PREVIOUS COVERAGE:Mother of soldier killed in Niger says Trump 'disrespected' family
Johnson lived with an aunt and then an uncle after his mother's death and joined a mentoring program for young neighborhood boys, called the 5000 Role Models of Excellence Project. Wilson, the founder of the program, remained close to the Johnson family and had accompanied his widow to greet his body when Trump called.
Frequent Facebook posts from 2010, the year he graduated from Miami Carol City Senior High School, and later show Johnson's life then largely consisted of shifts at Walmart, working out at the gym, going to church, cooking for his family and tricking out his green 1995 Toyota Corolla, adding neon lights and bone-shaking 15-inch speakers. "Small resume bout me," he wrote on Facebook in 2012. "I don't drink nor smoke, never got arrested, gotta job, got my own crib, got my own car, got my own music business, I love music." He met his wife when he was 6 and later had her name tattooed across his chest.
"He always loved to have fun, laugh and joke around, and help others," said Isaac Hodgeson, who was also in the mentoring program, and on the wrestling team with Johnson.
Posts from his life in Carol City also show he was stopped by the police repeatedly for little reason, but he never seemed to let it get him down. "Think Big. Think Positive. Think Smart. Think Beautiful," he posted in 2012. That year he first tried to join the Army, but failed the language section aptitude test by a few points, according to a post. He studied and eventually passed.
Soon after he met Bohler and both men and their wives became friends. Bohler, who now lives in Fort Lee in Virginia, remembers driving around for hours in 2014 as Johnson looked for a home before he finally decided to live on base. Their families often ate Sunday dinners together, with both Johnson and his wife cooking Thanksgiving-style meals of ham, macaroni and cheese, and pies.
The couples celebrated when both wives found out they were pregnant with girls and due a few days apart. Johnson and his wife, due in January, quickly began planning for the new baby and for life with their other two children, a young girl and boy.
"When he found out they were having a girl, he was very excited. He had already named the baby," Angiline Bohler said, adding that Johnson didn't see the mission in Niger as dangerous because his first deployment went smoothly.
Staff Sgt.
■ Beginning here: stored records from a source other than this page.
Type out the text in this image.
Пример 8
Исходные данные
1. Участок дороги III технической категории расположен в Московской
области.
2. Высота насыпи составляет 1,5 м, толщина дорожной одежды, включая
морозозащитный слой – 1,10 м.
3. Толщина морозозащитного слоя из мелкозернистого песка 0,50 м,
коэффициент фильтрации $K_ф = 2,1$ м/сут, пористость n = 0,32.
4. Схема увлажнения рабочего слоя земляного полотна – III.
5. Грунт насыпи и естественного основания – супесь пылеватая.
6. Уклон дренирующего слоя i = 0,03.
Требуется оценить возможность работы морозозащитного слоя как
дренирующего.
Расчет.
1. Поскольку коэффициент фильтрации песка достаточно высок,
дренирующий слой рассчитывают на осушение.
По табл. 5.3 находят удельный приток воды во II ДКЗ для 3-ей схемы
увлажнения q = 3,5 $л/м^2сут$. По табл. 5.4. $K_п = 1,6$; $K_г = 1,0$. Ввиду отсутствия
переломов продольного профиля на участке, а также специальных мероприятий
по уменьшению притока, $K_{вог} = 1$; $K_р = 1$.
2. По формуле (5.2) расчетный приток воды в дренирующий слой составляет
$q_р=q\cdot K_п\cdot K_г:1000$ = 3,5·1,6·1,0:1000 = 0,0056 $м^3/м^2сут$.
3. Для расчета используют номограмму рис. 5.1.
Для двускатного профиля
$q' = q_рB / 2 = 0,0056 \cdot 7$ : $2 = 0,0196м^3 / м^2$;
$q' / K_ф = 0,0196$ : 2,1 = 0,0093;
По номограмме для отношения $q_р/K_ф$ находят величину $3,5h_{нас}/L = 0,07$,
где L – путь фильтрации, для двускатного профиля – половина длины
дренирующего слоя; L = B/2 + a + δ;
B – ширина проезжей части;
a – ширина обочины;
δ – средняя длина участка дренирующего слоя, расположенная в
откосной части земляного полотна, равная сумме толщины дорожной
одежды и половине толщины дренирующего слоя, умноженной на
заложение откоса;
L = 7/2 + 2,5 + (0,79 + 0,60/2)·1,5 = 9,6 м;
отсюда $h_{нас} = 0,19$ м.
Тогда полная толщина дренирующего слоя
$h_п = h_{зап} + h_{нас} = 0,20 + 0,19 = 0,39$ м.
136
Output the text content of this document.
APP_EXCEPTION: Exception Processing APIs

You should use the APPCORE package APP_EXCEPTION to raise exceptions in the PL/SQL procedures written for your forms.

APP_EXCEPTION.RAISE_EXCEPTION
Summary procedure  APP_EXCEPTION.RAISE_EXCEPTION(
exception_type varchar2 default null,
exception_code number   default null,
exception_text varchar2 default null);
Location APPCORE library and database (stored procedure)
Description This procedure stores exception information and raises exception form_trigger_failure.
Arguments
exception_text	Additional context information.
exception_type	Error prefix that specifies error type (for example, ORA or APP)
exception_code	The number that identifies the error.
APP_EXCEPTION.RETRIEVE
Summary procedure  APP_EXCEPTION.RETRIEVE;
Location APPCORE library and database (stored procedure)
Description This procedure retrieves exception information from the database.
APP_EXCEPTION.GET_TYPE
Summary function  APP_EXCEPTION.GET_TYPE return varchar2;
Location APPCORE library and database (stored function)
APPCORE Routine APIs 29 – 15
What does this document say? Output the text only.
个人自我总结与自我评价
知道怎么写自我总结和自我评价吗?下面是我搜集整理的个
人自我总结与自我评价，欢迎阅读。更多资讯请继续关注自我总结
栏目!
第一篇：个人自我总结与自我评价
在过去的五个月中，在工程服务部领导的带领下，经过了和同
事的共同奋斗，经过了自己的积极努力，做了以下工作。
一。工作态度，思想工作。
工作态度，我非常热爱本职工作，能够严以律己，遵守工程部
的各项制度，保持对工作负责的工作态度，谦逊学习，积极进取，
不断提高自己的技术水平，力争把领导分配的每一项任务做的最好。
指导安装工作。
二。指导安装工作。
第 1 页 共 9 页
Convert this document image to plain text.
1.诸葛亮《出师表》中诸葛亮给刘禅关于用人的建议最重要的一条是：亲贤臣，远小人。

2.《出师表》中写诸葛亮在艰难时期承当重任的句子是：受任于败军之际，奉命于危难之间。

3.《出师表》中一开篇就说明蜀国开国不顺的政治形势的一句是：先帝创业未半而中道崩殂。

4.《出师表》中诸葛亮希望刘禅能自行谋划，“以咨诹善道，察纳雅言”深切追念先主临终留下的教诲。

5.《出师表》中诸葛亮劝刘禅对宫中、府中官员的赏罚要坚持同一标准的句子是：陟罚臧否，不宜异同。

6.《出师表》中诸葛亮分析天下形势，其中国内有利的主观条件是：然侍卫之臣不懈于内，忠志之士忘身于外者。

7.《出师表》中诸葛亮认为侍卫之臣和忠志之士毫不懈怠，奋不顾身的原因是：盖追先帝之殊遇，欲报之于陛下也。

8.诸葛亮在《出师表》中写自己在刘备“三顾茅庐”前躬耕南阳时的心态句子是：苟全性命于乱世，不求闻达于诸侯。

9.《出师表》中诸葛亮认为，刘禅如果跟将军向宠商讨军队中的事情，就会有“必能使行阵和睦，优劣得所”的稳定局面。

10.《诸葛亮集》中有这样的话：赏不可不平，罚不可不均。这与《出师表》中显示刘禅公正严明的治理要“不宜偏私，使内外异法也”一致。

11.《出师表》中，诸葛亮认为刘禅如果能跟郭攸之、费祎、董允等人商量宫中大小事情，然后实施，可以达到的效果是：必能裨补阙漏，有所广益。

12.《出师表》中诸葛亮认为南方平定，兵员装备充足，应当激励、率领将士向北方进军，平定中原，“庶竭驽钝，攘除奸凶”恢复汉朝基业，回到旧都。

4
Charles Taylor Jr., who also supervised Johnson and escorted his body home from Niger, called him an "outstanding soldier." The two last talked the day Johnson and the team of Green Berets headed out on their fateful patrol.
"I told him 'I know you can make it and to train up,'" Taylor said. It was the last thing the two would ever talk about. Johnson and three other soldiers would soon be dead.